Line chart of Expected future interest rate (%) showing Expectations of Bank of England interest rates have subsided over the past two weeks

Government sources suggested that compared with a black hole of between £35bn and £40bn a year last week, the OBR’s estimate of the fiscal problem would be closer to £30bn a year this week, although ministers had not received any new updates from the fiscal watchdog.

Sunak acknowledged on Wednesday that decisions on taxes and spending would still be “difficult”, even with a smaller public finance hole. Officials are now concerned that each time they propose spending cuts or higher taxes, some of the money saved on paper will soon disappear in worse forecasts for economic performance.

This means that ministers are likely to be advised that they should be seeking savings totalling close to £40bn a year in the autumn statement, still a significant sum.

Some savings options appear certain. The government is highly likely to freeze overseas aid at 0.5 per cent of gross domestic product, rather than raising it to 0.7 per cent as previously planned. This will save £5bn a year.

The appointment of Andrew Mitchell, a champion of higher aid spending, as development minister should limit the risk of any Tory rebellion on the issue. Mitchell has told colleagues that 0.5 per cent of GDP was a realistic target given the circumstances.

Income tax thresholds and allowances will also be targeted. They will be frozen until the end of the five-year forecast period, according to people briefed on Hunt’s thinking, potentially raising £5bn a year by “stealth” as higher inflation drags more people into the income tax system for the first time or propels them into higher bands.

Sunak on Wednesday also left open the possibility that benefits and pensions could increase at less than the rate of inflation next April — a move that could save up to £10bn a year, although he stressed that the “most vulnerable” would be protected.

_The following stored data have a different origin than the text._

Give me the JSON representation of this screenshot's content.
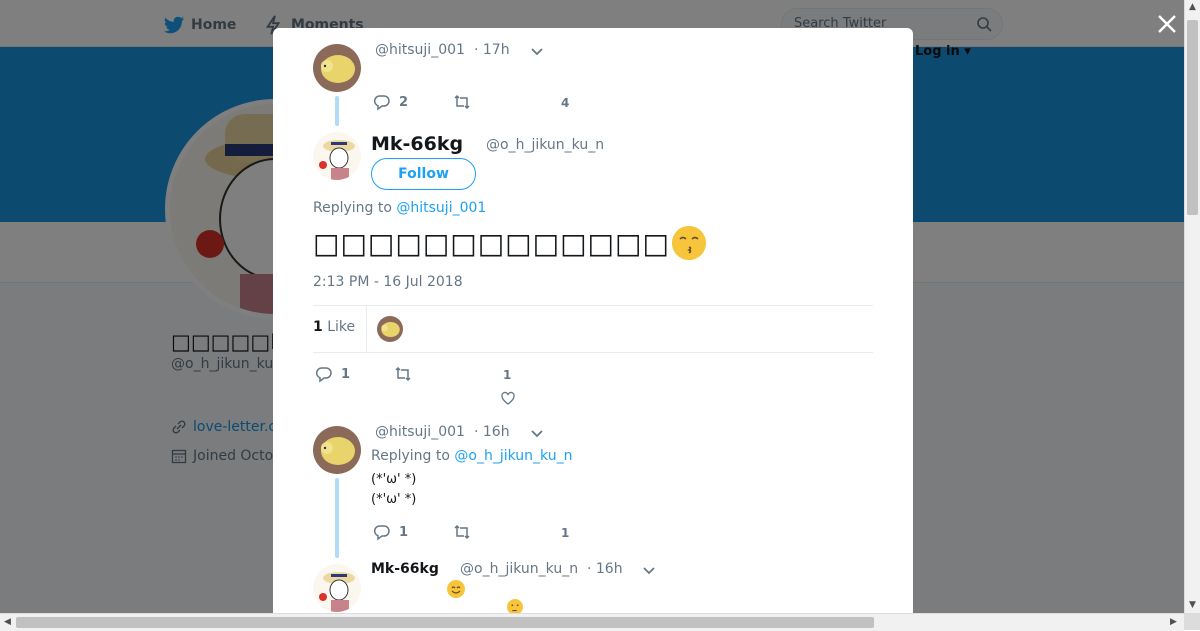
{
  "nav": {
    "home": "Home",
    "moments": "Moments",
    "search_placeholder": "Search Twitter",
    "login": "Log in ▾"
  },
  "background_profile": {
    "name": "□□□□□Mk-",
    "handle": "@o_h_jikun_ku",
    "link": "love-letter.c",
    "joined": "Joined Octo"
  },
  "modal": {
    "parent_tweet": {
      "handle": "@hitsuji_001",
      "time": "· 17h",
      "replies": "2",
      "likes": "4"
    },
    "main_tweet": {
      "name": "Mk-66kg",
      "handle": "@o_h_jikun_ku_n",
      "follow_label": "Follow",
      "replying_prefix": "Replying to",
      "replying_to": "@hitsuji_001",
      "text": "□□□□□□□□□□□□□",
      "timestamp": "2:13 PM - 16 Jul 2018",
      "like_count": "1",
      "like_label": "Like",
      "replies": "1",
      "likes": "1"
    },
    "reply_1": {
      "handle": "@hitsuji_001",
      "time": "· 16h",
      "replying_prefix": "Replying to",
      "replying_to": "@o_h_jikun_ku_n",
      "line1": "(*'ω' *)",
      "line2": "(*'ω' *)",
      "replies": "1",
      "likes": "1"
    },
    "reply_2": {
      "name": "Mk-66kg",
      "handle": "@o_h_jikun_ku_n",
      "time": "· 16h"
    }
  },
  "icons": {
    "close": "close-icon",
    "reply": "reply-icon",
    "retweet": "retweet-icon",
    "heart": "heart-icon",
    "chevron": "chevron-down-icon",
    "twitter": "twitter-bird-icon",
    "moments": "lightning-icon",
    "search": "search-icon",
    "link": "link-icon",
    "calendar": "calendar-icon"
  },
  "colors": {
    "accent": "#1da1f2",
    "banner": "#1b95e0",
    "thread_line": "#b0dcf5"
  }
}
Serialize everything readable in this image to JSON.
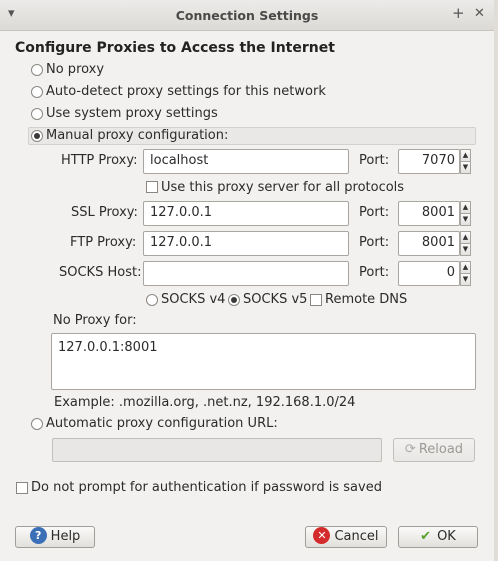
{
  "window": {
    "title": "Connection Settings"
  },
  "heading": "Configure Proxies to Access the Internet",
  "options": {
    "no_proxy": "No proxy",
    "auto_detect": "Auto-detect proxy settings for this network",
    "system": "Use system proxy settings",
    "manual": "Manual proxy configuration:",
    "auto_url": "Automatic proxy configuration URL:"
  },
  "http": {
    "label": "HTTP Proxy:",
    "value": "localhost",
    "port_label": "Port:",
    "port": "7070"
  },
  "use_all": "Use this proxy server for all protocols",
  "ssl": {
    "label": "SSL Proxy:",
    "value": "127.0.0.1",
    "port_label": "Port:",
    "port": "8001"
  },
  "ftp": {
    "label": "FTP Proxy:",
    "value": "127.0.0.1",
    "port_label": "Port:",
    "port": "8001"
  },
  "socks": {
    "label": "SOCKS Host:",
    "value": "",
    "port_label": "Port:",
    "port": "0",
    "v4": "SOCKS v4",
    "v5": "SOCKS v5",
    "remote_dns": "Remote DNS"
  },
  "no_proxy_for": {
    "label": "No Proxy for:",
    "value": "127.0.0.1:8001",
    "example": "Example: .mozilla.org, .net.nz, 192.168.1.0/24"
  },
  "auto_url": {
    "value": "",
    "reload": "Reload"
  },
  "no_prompt": "Do not prompt for authentication if password is saved",
  "buttons": {
    "help": "Help",
    "cancel": "Cancel",
    "ok": "OK"
  },
  "colors": {
    "accent": "#3b6fb6",
    "cancel": "#d42c2c",
    "ok": "#5aa02c"
  }
}
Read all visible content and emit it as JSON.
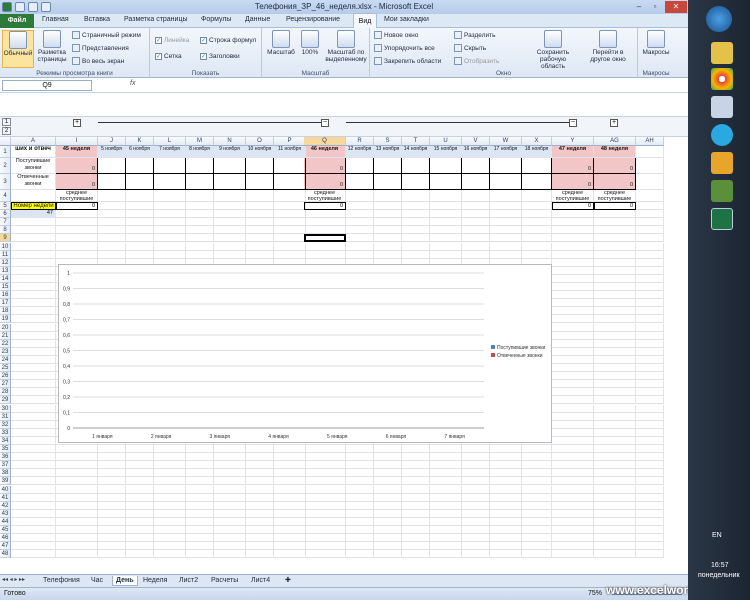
{
  "window": {
    "title": "Телефония_ЗР_46_неделя.xlsx - Microsoft Excel"
  },
  "ribbon_tabs": [
    "Файл",
    "Главная",
    "Вставка",
    "Разметка страницы",
    "Формулы",
    "Данные",
    "Рецензирование",
    "Вид",
    "Мои закладки"
  ],
  "ribbon": {
    "book_views": {
      "label": "Режимы просмотра книги",
      "normal": "Обычный",
      "page_layout": "Разметка страницы",
      "page_break": "Страничный режим",
      "custom_views": "Представления",
      "full_screen": "Во весь экран"
    },
    "show": {
      "label": "Показать",
      "ruler": "Линейка",
      "formula_bar": "Строка формул",
      "grid": "Сетка",
      "headings": "Заголовки"
    },
    "zoom": {
      "label": "Масштаб",
      "zoom": "Масштаб",
      "hundred": "100%",
      "selection": "Масштаб по выделенному"
    },
    "window": {
      "label": "Окно",
      "new_window": "Новое окно",
      "arrange_all": "Упорядочить все",
      "freeze": "Закрепить области",
      "split": "Разделить",
      "hide": "Скрыть",
      "unhide": "Отобразить",
      "save_ws": "Сохранить рабочую область",
      "switch": "Перейти в другое окно"
    },
    "macros": {
      "label": "Макросы",
      "macros": "Макросы"
    }
  },
  "formula_bar": {
    "name_box": "Q9",
    "fx": "fx"
  },
  "outline": {
    "levels": [
      "1",
      "2"
    ],
    "buttons": [
      "+",
      "−",
      "−",
      "+"
    ]
  },
  "columns": [
    "A",
    "I",
    "J",
    "K",
    "L",
    "M",
    "N",
    "O",
    "P",
    "Q",
    "R",
    "S",
    "T",
    "U",
    "V",
    "W",
    "X",
    "Y",
    "AG",
    "AH"
  ],
  "week_headers": {
    "I": "45 неделя",
    "Q": "46 неделя",
    "Y": "47 неделя",
    "AG": "48 неделя"
  },
  "day_headers": [
    "5 ноября",
    "6 ноября",
    "7 ноября",
    "8 ноября",
    "9 ноября",
    "10 ноября",
    "11 ноября",
    "12 ноября",
    "13 ноября",
    "14 ноября",
    "15 ноября",
    "16 ноября",
    "17 ноября",
    "18 ноября"
  ],
  "row_labels": {
    "r1": "ших и отвеч",
    "r2": "Поступившие звонки",
    "r3": "Отвеченные звонки",
    "r5": "Номер недели",
    "r6": "47"
  },
  "avg_label": "среднее поступившие",
  "zero": "0",
  "chart_data": {
    "type": "line",
    "categories": [
      "1 января",
      "2 января",
      "3 января",
      "4 января",
      "5 января",
      "6 января",
      "7 января"
    ],
    "y_ticks": [
      "0",
      "0,1",
      "0,2",
      "0,3",
      "0,4",
      "0,5",
      "0,6",
      "0,7",
      "0,8",
      "0,9",
      "1"
    ],
    "ylim": [
      0,
      1
    ],
    "series": [
      {
        "name": "Поступившие звонки",
        "color": "#4f81bd"
      },
      {
        "name": "Отвеченные звонки",
        "color": "#c0504d"
      }
    ]
  },
  "sheet_tabs": [
    "Телефония",
    "Час",
    "День",
    "Неделя",
    "Лист2",
    "Расчеты",
    "Лист4"
  ],
  "active_tab": "День",
  "status": {
    "ready": "Готово",
    "zoom": "75%",
    "watermark": "www.excelworld.ru"
  },
  "taskbar": {
    "lang": "EN",
    "time": "16:57",
    "day": "понедельник"
  }
}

“I have always acted in a way to protect the most vulnerable, that’s because it is the right thing to do and those are the values of our compassionate party.”

However, protecting the vulnerable would mean savings on the benefits bill would fall well short of £10bn a year.

Other potential big money-savers include lowering the rate of growth of assumed public spending after 2024-2025 when existing plans expire. Reducing spending increases by 1 percentage point could save £13bn a year.

Reducing capital spending could also save up to another £10bn a year, while still retaining expenditure at a higher level in real terms than at any time in the past 30 years.

By stabilising markets, Hunt has bought himself time and will hope that market prices improve further, but the outlook is still much more difficult for the government than it appeared in the spring.

The autumn statement might have been delayed from Halloween, but it is still likely to frighten many voters and Tory MPs when it is delivered next month.